George Clooney may be the world's most eligible bachelor – or the most visible bachelor, anyway – but not all of his Hollywood friends think he will stay that way.

Michelle Pfeiffer, his co-star in one of his first hit movies, One Fine Day, revealed yesterday that she has upped a long-standing bet that he will, one day, find a nice girl and settle down.

The bet started out years ago at $100 (£50). But Clooney, ever more adamant about staying unattached, has steadily increased the stakes. "I bet him he would get married and he keeps inflating the bet, from $100 to $100,000," Pfeiffer told Jonathan Ross in an interview set for broadcast last night. "I still think he will, he's a handsome devil."

A hundred grand for Pfeiffer and Clooney is not, of course, the daunting sum it might be for the rest of us. Aside from her own stellar career, Pfeiffer is married to one of television's most successful producers, David E. Kelley. She is in Britain to promote the new musical version of the old John Waters movie Hairspray – a huge hit on the other side of the Atlantic and a hot early favourite for multiple Oscars.

Clooney, meanwhile, is still basking in last year's banner year in which he won an Oscar for his supporting role in Syriana, and received universal acclaim for writing and directing Good Night, and Good Luck.

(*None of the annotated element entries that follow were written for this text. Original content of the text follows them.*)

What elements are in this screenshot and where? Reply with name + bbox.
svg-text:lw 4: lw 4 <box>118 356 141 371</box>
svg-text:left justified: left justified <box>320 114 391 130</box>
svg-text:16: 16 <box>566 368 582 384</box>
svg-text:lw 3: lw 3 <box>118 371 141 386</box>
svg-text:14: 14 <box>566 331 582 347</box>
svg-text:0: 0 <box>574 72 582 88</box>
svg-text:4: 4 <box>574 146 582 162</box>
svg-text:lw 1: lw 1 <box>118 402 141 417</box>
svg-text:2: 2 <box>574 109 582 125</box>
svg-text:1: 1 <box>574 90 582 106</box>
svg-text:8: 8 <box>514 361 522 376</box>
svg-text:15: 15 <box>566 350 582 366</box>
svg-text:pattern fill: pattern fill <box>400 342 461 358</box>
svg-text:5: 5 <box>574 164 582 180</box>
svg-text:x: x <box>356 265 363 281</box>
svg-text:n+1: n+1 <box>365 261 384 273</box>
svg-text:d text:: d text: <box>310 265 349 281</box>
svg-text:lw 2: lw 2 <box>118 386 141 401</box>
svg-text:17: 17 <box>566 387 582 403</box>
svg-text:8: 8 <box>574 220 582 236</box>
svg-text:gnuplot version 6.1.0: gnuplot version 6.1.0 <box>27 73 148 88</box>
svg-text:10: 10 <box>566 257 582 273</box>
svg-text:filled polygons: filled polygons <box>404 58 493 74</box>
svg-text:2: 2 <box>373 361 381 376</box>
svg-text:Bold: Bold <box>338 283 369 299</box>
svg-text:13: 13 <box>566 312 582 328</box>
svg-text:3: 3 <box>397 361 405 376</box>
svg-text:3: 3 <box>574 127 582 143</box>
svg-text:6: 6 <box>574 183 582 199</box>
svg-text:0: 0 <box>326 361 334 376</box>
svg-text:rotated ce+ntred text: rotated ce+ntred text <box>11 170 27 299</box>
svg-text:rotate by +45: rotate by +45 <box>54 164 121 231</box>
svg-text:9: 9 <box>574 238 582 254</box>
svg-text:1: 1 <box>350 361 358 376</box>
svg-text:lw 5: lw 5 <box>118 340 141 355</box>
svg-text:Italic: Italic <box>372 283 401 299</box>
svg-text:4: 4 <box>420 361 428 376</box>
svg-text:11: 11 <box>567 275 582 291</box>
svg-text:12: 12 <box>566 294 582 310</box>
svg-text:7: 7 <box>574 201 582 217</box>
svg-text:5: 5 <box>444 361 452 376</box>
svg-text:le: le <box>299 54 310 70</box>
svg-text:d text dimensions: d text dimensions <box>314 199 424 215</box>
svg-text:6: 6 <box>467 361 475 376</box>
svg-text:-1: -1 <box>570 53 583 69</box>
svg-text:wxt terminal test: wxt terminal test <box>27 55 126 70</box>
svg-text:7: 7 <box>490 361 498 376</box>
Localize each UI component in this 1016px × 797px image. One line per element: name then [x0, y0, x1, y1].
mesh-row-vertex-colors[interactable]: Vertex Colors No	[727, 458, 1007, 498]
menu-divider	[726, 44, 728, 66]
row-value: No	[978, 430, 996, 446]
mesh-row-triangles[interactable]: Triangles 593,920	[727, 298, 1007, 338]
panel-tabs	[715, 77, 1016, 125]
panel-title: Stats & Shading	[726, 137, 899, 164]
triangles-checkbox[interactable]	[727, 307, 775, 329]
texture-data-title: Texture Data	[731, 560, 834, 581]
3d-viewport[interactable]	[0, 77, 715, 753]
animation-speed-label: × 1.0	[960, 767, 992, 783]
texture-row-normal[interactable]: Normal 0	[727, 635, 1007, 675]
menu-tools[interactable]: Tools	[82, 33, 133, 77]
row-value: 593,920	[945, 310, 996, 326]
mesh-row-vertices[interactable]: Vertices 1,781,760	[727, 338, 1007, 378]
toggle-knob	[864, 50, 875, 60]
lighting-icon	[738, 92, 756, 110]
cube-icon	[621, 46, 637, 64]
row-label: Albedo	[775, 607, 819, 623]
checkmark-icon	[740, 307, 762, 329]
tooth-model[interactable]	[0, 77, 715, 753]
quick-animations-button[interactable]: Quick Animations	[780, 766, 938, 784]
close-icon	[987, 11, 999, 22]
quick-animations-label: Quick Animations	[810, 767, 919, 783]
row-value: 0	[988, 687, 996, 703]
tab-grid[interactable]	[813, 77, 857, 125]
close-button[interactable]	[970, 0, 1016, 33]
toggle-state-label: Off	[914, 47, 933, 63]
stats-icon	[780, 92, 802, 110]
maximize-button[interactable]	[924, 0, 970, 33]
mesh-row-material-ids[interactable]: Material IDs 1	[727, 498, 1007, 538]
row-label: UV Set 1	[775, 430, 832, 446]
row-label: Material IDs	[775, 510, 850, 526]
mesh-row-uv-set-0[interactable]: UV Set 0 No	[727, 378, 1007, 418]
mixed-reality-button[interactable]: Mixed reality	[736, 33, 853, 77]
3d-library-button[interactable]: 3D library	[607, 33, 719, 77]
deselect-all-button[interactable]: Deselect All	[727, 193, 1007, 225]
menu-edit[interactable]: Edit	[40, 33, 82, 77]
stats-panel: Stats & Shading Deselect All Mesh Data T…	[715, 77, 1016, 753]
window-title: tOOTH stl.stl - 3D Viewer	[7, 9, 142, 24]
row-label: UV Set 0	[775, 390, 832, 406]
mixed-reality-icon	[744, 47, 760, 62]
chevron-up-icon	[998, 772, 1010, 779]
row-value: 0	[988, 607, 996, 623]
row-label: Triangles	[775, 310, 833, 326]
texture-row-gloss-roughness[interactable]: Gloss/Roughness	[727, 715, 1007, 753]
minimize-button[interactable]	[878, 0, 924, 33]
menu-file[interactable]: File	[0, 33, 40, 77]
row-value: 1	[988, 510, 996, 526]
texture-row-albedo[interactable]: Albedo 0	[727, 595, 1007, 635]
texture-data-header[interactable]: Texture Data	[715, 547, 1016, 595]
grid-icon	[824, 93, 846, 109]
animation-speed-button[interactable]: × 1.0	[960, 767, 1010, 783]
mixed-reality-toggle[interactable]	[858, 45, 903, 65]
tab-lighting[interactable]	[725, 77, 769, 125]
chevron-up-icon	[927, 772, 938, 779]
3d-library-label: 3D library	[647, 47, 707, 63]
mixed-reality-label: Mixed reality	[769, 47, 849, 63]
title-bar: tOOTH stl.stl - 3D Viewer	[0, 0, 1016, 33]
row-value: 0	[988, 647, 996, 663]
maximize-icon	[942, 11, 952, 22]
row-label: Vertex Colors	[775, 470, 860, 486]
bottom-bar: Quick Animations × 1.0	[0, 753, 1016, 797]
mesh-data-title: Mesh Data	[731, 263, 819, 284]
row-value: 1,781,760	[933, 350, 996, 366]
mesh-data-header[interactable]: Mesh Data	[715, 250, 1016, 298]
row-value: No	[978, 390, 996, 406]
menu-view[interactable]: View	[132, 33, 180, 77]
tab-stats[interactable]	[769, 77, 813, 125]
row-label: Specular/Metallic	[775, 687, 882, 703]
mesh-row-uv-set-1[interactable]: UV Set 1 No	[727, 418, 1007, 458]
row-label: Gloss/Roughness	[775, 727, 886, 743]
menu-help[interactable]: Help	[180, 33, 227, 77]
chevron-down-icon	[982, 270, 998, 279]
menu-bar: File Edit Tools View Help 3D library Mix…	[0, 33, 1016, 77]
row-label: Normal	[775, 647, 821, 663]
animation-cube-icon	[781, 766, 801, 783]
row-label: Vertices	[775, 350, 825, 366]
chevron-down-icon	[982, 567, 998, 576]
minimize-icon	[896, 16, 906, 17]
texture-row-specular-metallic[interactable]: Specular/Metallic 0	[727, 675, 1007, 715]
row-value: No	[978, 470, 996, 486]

He has a slew of producing and acting projects, including a legal thriller called Michael Clayton which just came out in the United States.

At 46, Clooney is of course a celebrated charmer, frequently listed in the gossip rags as one of the sexiest men alive. He hardly lives like a monk – he rarely goes anywhere without a beautiful woman on his arm, and his list of reported girlfriends has included Kelly Preston (now married to John Travolta), Renee Zellweger and Mariella Frostrup.

But he also keeps his focus squarely on his work, on his core of longstanding friends, on his homes in Los Angeles and Lake Como, and on his growing passion for international politics. Clooney has campaigned harder than anyone to try to stop the genocide in Darfur, addressing the UN and lobbying politicians on both sides of the American political aisle.

He's often touted as a possible future political candidate, along the lines of Ronald Reagan, a charmer from another era, or Arnold Schwarzenegger. That, though seems unlikely, though. "Run for office?" he once said. "No. I've slept with too many women, I've done too many drugs, and I've been to too many parties."

That's about as specific as Clooney gets about his personal life. As he puts it: "It wouldn't be personal if I shared it."

But he does know a thing or two about marriage, because he tied the knot once in the late 1980s. His union with Talia Balsam, predating his break-out role on television in ER, lasted just three years.

As for his record on winning bets, he looks like he's sitting pretty. Pfeiffer, along with Nicole Kidman, once bet him $20,000 he would have a child by the time he turned 40. When he turned that corner six years ago, he graciously returned the cheques the two women wrote with a note saying: "Double or nothing for another 10 years."